The general tendency to self-censor views that overlap with politics is disturbing. Such censorship is reinforced by widely formulated “rules of conduct” that suppress any criticism of government policy. It is the rare scientist to publicly comment on scientific issues of public relevance.

The Indian Academy of Sciences (of which there are three) has also not been particularly outspoken. In recent years, restrictions on holding international conferences have increased. Visas to attend scientific conferences are denied to researchers simply based on their country of origin.

Corruption in the appointment of school teachers, university lecturers, and university professors is only occasionally reported in the media. However, it is a reality in most, if not all, states of India. Government-appointed selection committees and members of the boards of institutions increasingly appear to be chosen on the basis of political affiliation rather than insight into science and its practice.

Even setting aside more outlandish claims, funding a policy that assigns special importance to cattle and their natural products effectively treats such research on a par with other more general scientific disciplines. The reason is political, not scientific.

It is now increasingly common to hear from politicians that ancient Indian texts pre-empted Western scientific norms. That is, our efforts should be directed solely to their discovery and elucidation. Such nativist views hamper attempts to truly understand what Indian scientists and mathematicians have achieved in the past.

A country’s scientific progress must be viewed in its priorities, social and other contexts. The level of representation from disadvantaged caste groups is still very low in Indian science.The number of women at faculty level in Indian scientific institutions is low. When it comes to issues of equity, the more privileged and well-funded scientific institutions perform far worse than the universities.

in the future?

For a country with enormous existing levels of inequality and division across castes, religions, communities, languages ​​and cultures, achieving what we have had since independence is commendable. Indeed, we have come a long way. But what about the future?

We can move forward towards better integration with global science with an Indian flavor.We can highlight these issues that are particularly relevant to India. These include our own series of “ wicked” problem.

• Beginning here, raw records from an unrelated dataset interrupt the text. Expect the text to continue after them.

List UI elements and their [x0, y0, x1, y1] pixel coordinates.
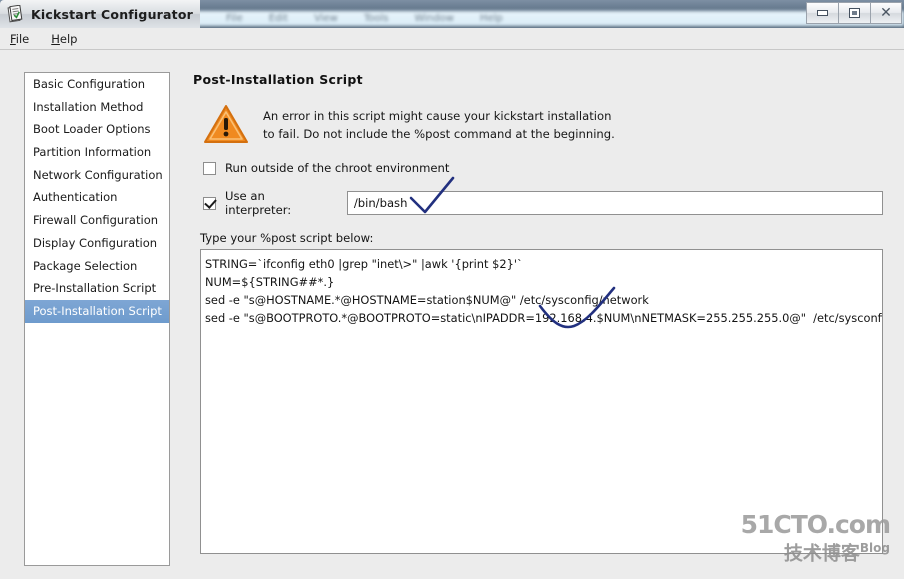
interpreter-row: Use an interpreter: /bin/bash: [193, 189, 883, 217]
content-pane: Post-Installation Script An error in thi…: [193, 72, 883, 554]
script-line-3: sed -e "s@HOSTNAME.*@HOSTNAME=station$NU…: [205, 293, 649, 307]
sidebar-item-display-configuration[interactable]: Display Configuration: [25, 232, 169, 255]
window-body: Basic Configuration Installation Method …: [0, 50, 904, 579]
menu-file-label: ile: [15, 31, 30, 46]
sidebar-item-post-installation-script[interactable]: Post-Installation Script: [25, 299, 169, 323]
sidebar-item-network-configuration[interactable]: Network Configuration: [25, 164, 169, 187]
sidebar-item-authentication[interactable]: Authentication: [25, 186, 169, 209]
sidebar-list[interactable]: Basic Configuration Installation Method …: [24, 72, 170, 566]
warning-text: An error in this script might cause your…: [263, 103, 615, 143]
maximize-button[interactable]: [838, 2, 870, 24]
interpreter-checkbox[interactable]: [203, 196, 216, 210]
script-line-2: NUM=${STRING##*.}: [205, 275, 335, 289]
sidebar-item-boot-loader-options[interactable]: Boot Loader Options: [25, 118, 169, 141]
chroot-checkbox-label: Run outside of the chroot environment: [225, 161, 450, 175]
app-list-icon: [6, 4, 24, 23]
sidebar-item-pre-installation-script[interactable]: Pre-Installation Script: [25, 277, 169, 300]
menubar: File Help: [0, 28, 904, 50]
sidebar-item-firewall-configuration[interactable]: Firewall Configuration: [25, 209, 169, 232]
interpreter-input[interactable]: /bin/bash: [346, 191, 883, 215]
screenshot-root: File Edit View Tools Window Help Kicksta…: [0, 0, 904, 579]
warning-line-1: An error in this script might cause your…: [263, 109, 612, 123]
interpreter-checkbox-label: Use an interpreter:: [225, 189, 292, 217]
page-title: Post-Installation Script: [193, 72, 363, 87]
chroot-checkbox-row[interactable]: Run outside of the chroot environment: [193, 161, 883, 175]
close-button[interactable]: ✕: [870, 2, 902, 24]
script-line-4: sed -e "s@BOOTPROTO.*@BOOTPROTO=static\n…: [205, 311, 883, 325]
minimize-button[interactable]: [806, 2, 838, 24]
close-icon: ✕: [880, 5, 892, 21]
script-label: Type your %post script below:: [200, 231, 374, 245]
script-textarea[interactable]: STRING=`ifconfig eth0 |grep "inet\>" |aw…: [200, 249, 883, 554]
window-title: Kickstart Configurator: [31, 6, 193, 22]
maximize-icon: [849, 8, 860, 18]
menu-help-label: elp: [59, 31, 78, 46]
menu-help[interactable]: Help: [51, 32, 77, 46]
minimize-icon: [817, 10, 828, 16]
warning-line-2: to fail. Do not include the %post comman…: [263, 127, 615, 141]
window-controls: ✕: [806, 2, 902, 24]
menu-file[interactable]: File: [10, 32, 29, 46]
titlebar: Kickstart Configurator: [0, 0, 200, 28]
sidebar-item-package-selection[interactable]: Package Selection: [25, 255, 169, 278]
sidebar-item-installation-method[interactable]: Installation Method: [25, 96, 169, 119]
script-line-1: STRING=`ifconfig eth0 |grep "inet\>" |aw…: [205, 257, 523, 271]
sidebar-item-basic-configuration[interactable]: Basic Configuration: [25, 73, 169, 96]
kickstart-configurator-window: Kickstart Configurator ✕ File Help Basic…: [0, 0, 904, 579]
warning-triangle-icon: [203, 103, 249, 145]
chroot-checkbox[interactable]: [203, 161, 216, 175]
warning-block: An error in this script might cause your…: [193, 103, 883, 145]
sidebar-item-partition-information[interactable]: Partition Information: [25, 141, 169, 164]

We can move towards having a more inclusive system. In light of the current employment crisis, we have been able to explore new ways in which scientific training can support and encourage entrepreneurship.

On the one hand, the emphasis on objectivity, rigor and scientific method has been replaced by an attitude of irrelevance of evidence, further weakening our institutions with neglect, corruption, lack of investment and heavy-handed control. may cause them to regress.

Seventy-five years after independence, it’s a good time to not only look back, but also look forward to the future. What is clear is that we are at a different crossroads than when our journey as a country first began.

G.autam I. Menon is Professor at Ashoka University Sonepat and Institute of Mathematical Sciences, Chennai. The views expressed here are his and do not represent his institution.